QSPI, Slower Than Expected

Discussion created by TomE on Jun 2, 2013

I've just been investigating the QSPI transfer speed, and it falls short of a naive reading of the Reference manuals and Data Sheets.


All these measurements were taken on an MCF5329 running at 240MHz.


There's a bunch of QSPI delay parameters documented, but most seem to control the start and end of a transfer (time between transfers and delay after chip-select). It is ambiguous as to whether "a transfer" means one byte/12/16-bits or means up to 16 of them back-to-back under one chip-select assertion.


Once a multi-byte transfer is started I'd expect the bytes to be sent back-to-back.


At 10MHz a byte should take 800ns.

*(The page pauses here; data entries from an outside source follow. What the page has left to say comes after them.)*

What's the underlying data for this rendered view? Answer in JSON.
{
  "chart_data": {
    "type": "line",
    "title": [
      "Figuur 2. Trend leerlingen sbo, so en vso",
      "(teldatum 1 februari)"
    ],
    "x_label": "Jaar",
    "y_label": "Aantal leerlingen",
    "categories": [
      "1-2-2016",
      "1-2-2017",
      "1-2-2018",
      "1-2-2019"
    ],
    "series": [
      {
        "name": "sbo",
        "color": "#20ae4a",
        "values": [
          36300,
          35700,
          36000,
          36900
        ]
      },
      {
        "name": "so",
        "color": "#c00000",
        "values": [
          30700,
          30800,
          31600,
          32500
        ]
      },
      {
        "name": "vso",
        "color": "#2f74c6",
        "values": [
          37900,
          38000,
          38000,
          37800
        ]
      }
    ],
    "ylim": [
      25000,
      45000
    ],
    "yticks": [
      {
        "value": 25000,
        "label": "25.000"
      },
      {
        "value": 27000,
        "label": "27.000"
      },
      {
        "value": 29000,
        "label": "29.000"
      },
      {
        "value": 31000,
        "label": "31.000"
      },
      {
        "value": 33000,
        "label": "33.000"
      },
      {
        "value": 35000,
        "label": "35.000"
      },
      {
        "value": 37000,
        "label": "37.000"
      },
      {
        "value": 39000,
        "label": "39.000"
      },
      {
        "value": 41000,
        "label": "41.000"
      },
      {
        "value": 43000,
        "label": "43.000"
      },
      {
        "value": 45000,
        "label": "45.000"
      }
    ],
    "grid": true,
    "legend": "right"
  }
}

I'm measuring 1100ns. That's an extra 3 clocks or 37.5%.


At 20MHz a byte should take 400ns. I'm measuring 640ns. That's an extra 4.8 clocks or 60%


At the other end of the scale, at (10/16)MHz 8 bits are 12.8us, but a byte takes 13.8us to transfer. That's 7.8%.


That looks to be overhead in the QSPI hardware loading and storing the bytes internally.

This is actually mentioned in the Reference Manual as:


Standard delay after transfer = 17/Fsys3

Adequate delay between transfers must be specified for long data streams because the

QSPI module requires time to load a transmit RAM entry for transfer. Receiving

devices need at least the standard delay between successive transfers.


17/Fsys3 is 80MHz or 12.5Ns, so 17 of them are 212.5ns. That's close to the delays I'm measuring.


That's also a lot at 20MHz. The effective throughput at 20MHz (the maximum allowed) is only 12.5MHz.


There's another bottleneck in the QSPI. In order to start a transfer, the QAR has to be written twice and the QDR has to be written with the commands and data for the transfer. Then after a transfer, QAR has to be written again and the received data read back from QDR. So that's from 6 to 51 reads and writes of the QSPI registers, ignoring any writes to QMR and QDLYR. Since the QSPI isn't running at the CPU clock rate it takes a while to read and write its registers.


Which you'd expect to be pretty fast unless told otherwise. As there's nothing in the manuals on this subject, read these:


Re: MCF5307, execution speed question


Discussing Motorola 68k/ColdFire microprocessors


That concerns writing to the GPIO registers, which take 18 CPU Clocks on the MCF5329, possibly 12 on the MCF52xx and maybe more on the MCF54xx, It depends on which CPU you're using. On the MCF5329 this is 18 clocks, and 33 clocks for a "port |= bit" instruction.


I'm measuring 15 CPU clocks for QSPI register reads and writes. That adds up to over 750 CPU Clocks for a 16 byte transfer, or over 3us.